We are pleased to announce that Professor Andreas Bartels, head of the Vision & Cognition Lab at the Werner Reichardt Centre for Integrative Neuroscience (CIN), University of Tübingen, has been elected an Academician of the World Academy of Artificial Consciousness (WAAC) in recognition of his systematic contributions to the neural mechanisms of vision and consciousness, and to the roles of feedback and context.
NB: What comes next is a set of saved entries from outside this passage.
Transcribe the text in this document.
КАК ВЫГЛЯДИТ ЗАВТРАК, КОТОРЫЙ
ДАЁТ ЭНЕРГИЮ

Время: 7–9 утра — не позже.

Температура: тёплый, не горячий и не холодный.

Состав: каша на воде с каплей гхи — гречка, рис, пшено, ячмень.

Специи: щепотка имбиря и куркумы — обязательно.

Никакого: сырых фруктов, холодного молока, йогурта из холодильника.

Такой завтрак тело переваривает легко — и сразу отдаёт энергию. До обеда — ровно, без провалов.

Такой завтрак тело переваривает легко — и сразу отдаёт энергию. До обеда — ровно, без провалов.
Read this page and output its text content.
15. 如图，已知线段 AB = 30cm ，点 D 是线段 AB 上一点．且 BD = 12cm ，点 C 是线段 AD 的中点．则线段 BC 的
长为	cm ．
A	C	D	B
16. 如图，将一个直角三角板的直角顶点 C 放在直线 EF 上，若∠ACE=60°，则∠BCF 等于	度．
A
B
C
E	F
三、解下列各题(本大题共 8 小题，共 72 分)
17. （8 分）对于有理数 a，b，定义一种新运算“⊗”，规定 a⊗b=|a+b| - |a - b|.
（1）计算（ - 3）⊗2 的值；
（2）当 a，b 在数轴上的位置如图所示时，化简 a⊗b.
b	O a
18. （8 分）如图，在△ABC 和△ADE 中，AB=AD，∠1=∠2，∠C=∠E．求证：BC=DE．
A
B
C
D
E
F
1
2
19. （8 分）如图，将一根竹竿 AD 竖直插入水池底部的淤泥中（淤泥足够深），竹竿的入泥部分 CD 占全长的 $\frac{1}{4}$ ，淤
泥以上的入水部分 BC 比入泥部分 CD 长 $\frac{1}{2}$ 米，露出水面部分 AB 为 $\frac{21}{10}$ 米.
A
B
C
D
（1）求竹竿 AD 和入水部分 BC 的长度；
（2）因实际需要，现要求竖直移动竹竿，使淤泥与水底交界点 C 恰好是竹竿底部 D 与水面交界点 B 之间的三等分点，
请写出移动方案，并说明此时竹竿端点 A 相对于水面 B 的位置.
Over many years, Professor Bartels and his collaborators have used neuroimaging and causal-intervention paradigms to reveal the neural hubs linking global–local processing to conscious perception. In the Journal of Neuroscience (2013), they showed that the anterior intraparietal sulcus (aIPS) directly participates in the conscious perception of illusory wholes. In the Journal of Neuroscience (2018), they proposed a “general mechanism of perceptual organization,” demonstrating that posterior parietal cortex acts as a hub for scene segmentation across multiple motion cues, accompanied by decreased responses in early visual cortex—consistent with feedback modulation predicted by predictive coding. At the level of feedback and prediction, the team reported in Cerebral Cortex (2017) that predictive signals in early visual areas (V1–V3) can arise via feedback pathways from higher-level regions. At the level of representation and subjective experience, they showed in the Journal of Neuroscience (2018) that activity patterns in hV4 encode both external color and the behavioral expression of color imagery, bridging stimulus-driven and internally generated color perception. Together, these studies provide cross-level evidence for how context and feedback shape conscious vision, and they offer important reference points for computational modeling of “reportability and global broadcasting” in artificial consciousness systems.

  • Global Collaboration and Academic Ecosystem

Academicians of the World Academy for Artificial Consciousness hail from institutions such as Harvard University, the Massachusetts Institute of Technology, the University of Cambridge, the University of California, the French Academy of Sciences, the University of Padua, the University of Queensland, Columbia University, and the University of Exeter. Honorary Academicians come from a wide range of countries and regions, including the United States, the United Kingdom, France, Germany, Italy, Sweden, Canada, Australia, Spain, and China. In addition, leading scientists from prominent research institutes and technology companies—such as Google, the Allen Institute for Brain Science, and ZEEKR—also participate.

  • About WAAC

The World Academy for Artificial Consciousness (https://www.waac.ac/) is a global academic institution established in Paris in 2025. Its mission is to advance frontier research and international collaboration in artificial consciousness through the integration of science, technology, and philosophy. The Academy publishes open research, policy recommendations, evaluation standards, and more. The current President is Academician Yucong Duan, and the Secretary-General is Dr. Yingbo Li. The Honorary Academician List: On May 3, 2025, WAAC released its first batch of Top 100 Honorary Academicians, recognizing scholars who have made foundational or leading contributions to the theory of artificial consciousness.